Mine has the anchor lock and I wouldn’t be without it. Not cheap (best price I found was $1729, and that did not include the Battery Tender plug-in, the quick change mounting bracket or the PowerMania onboard charger.

Should have gotten one sooner!


----------



## mro (Jan 24, 2018)

Looks like i'm going to wind up spending more on my GPS/fish finder and trolling motor than I did on my boat


----------



## DBStoots (Jul 9, 2011)

mro said:


> Looks like i'm going to wind up spending more on my GPS/fish finder and trolling motor than I did on my boat


I will soon be listing a 3 year-old Minn Kota Ulterra for sale. Probably save you over $1,000 compared to new--if you can find them.


----------



## mro (Jan 24, 2018)

At the moment I'm leaning towards the 24V 80#, w/i-pilot and and a 9" Lowrance.
I can get both for under 4K... third quarter dividend due end of the month.


----------



## Surffshr (Dec 28, 2017)

If you want the TM and GPS to talk to each other, you‘ll want to research the GPS unit carefully. I actually went with the 24v Ulterra with my new skiff, and it has been a VERY nice upgrade for me and the way I use it. I got it for the ability to trim via remote, but I’m finding the deploy/stow to be very useful as well. More moving parts though...pretty sure I’m at 35 trips and so far so good.


----------



## mro (Jan 24, 2018)

I watched a commercial awhile back that the guy backed his boat into the water then used a remote to deploy his TM and had it station the boat out of the way while he parked his truck. 
That's kinda rad (if that's a word)

the two points for me getting the Sea Nymph was one, needed something light enough that I could still handle it on/off the trailer, the other ...something for me to tinker with... 

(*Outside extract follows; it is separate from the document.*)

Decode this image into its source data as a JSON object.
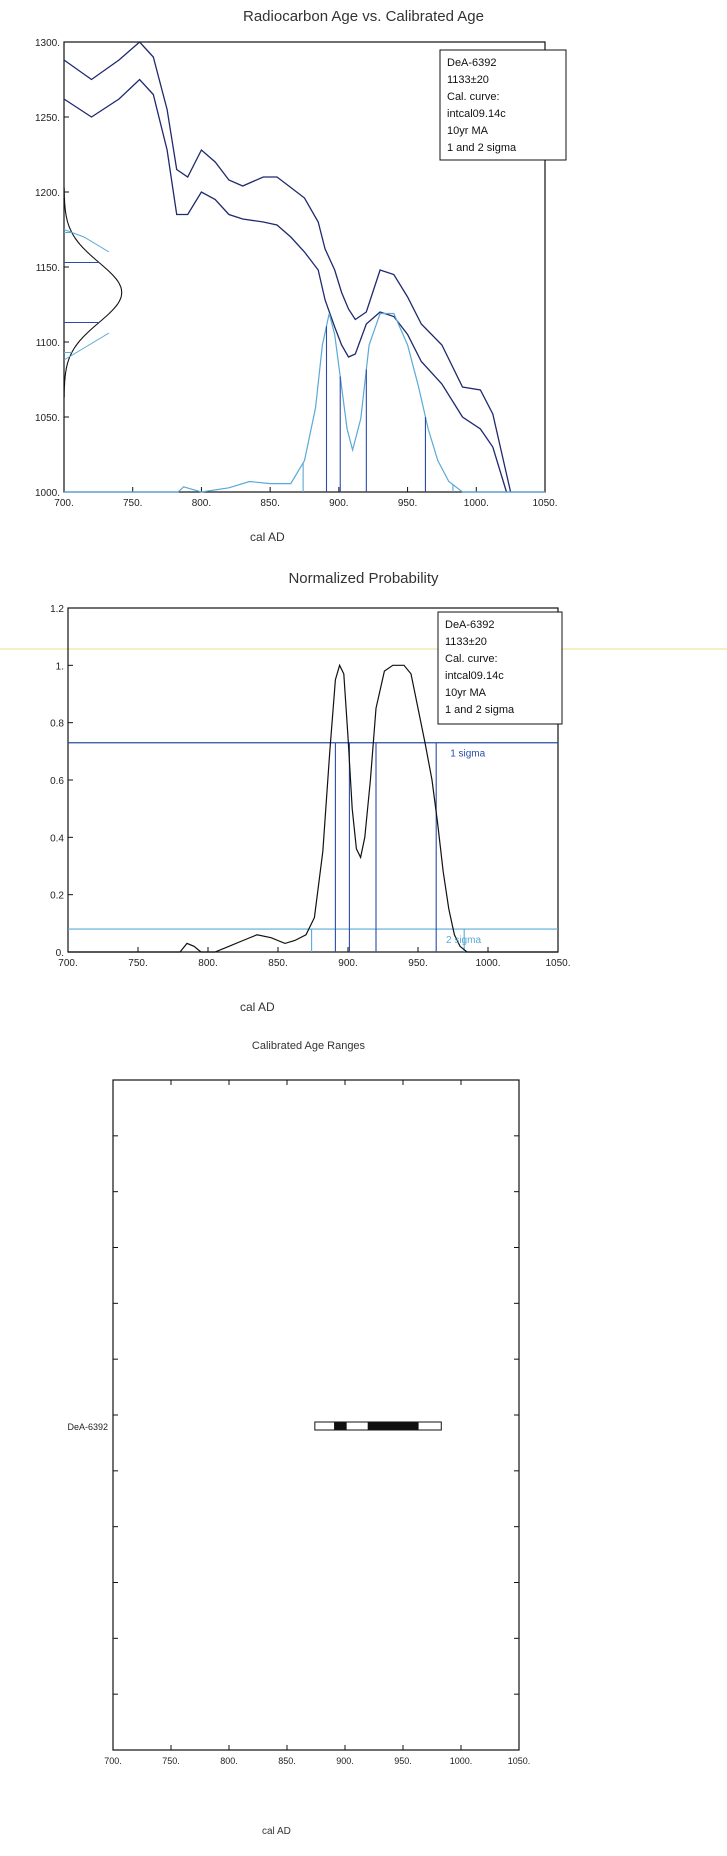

Going to get one this month as the strippers tend to move into the delta in September.
Front of the Nymph is good enough to cast from.


----------



## fishnpreacher (Jul 28, 2018)

mro said:


> I watched a commercial awhile back that the guy backed his boat into the water then used a remote to deploy his TM and had it station the boat out of the way while he parked his truck.
> That's kinda rad (if that's a word)
> 
> the two points for me getting the Sea Nymph was one, needed something light enough that I could still handle it on/off the trailer, the other ...something for me to tinker with...
> ...



I have a friend who has the automatic trolling motor on a 26ft Sea Hunt striper rig, and he does just that. Back it in, float it back far enough to deploy the trolling motor, let ti get far enough from the dock to be out of the way and hit spot lock. Then when he has his truck parked and everything ready, guide it to the dock and climb aboard. He said the first time was the toughest. $50,000 floating away from you as you drive away will do that to you.


----------



## jasonrl23 (Jul 27, 2009)

DBStoots said:


> I really like the Terrova. The Spot Lock is so helpful when fishing moving water.


I second this.

The big difference is ease of deploying and storing. Terrova takes no effort.


----------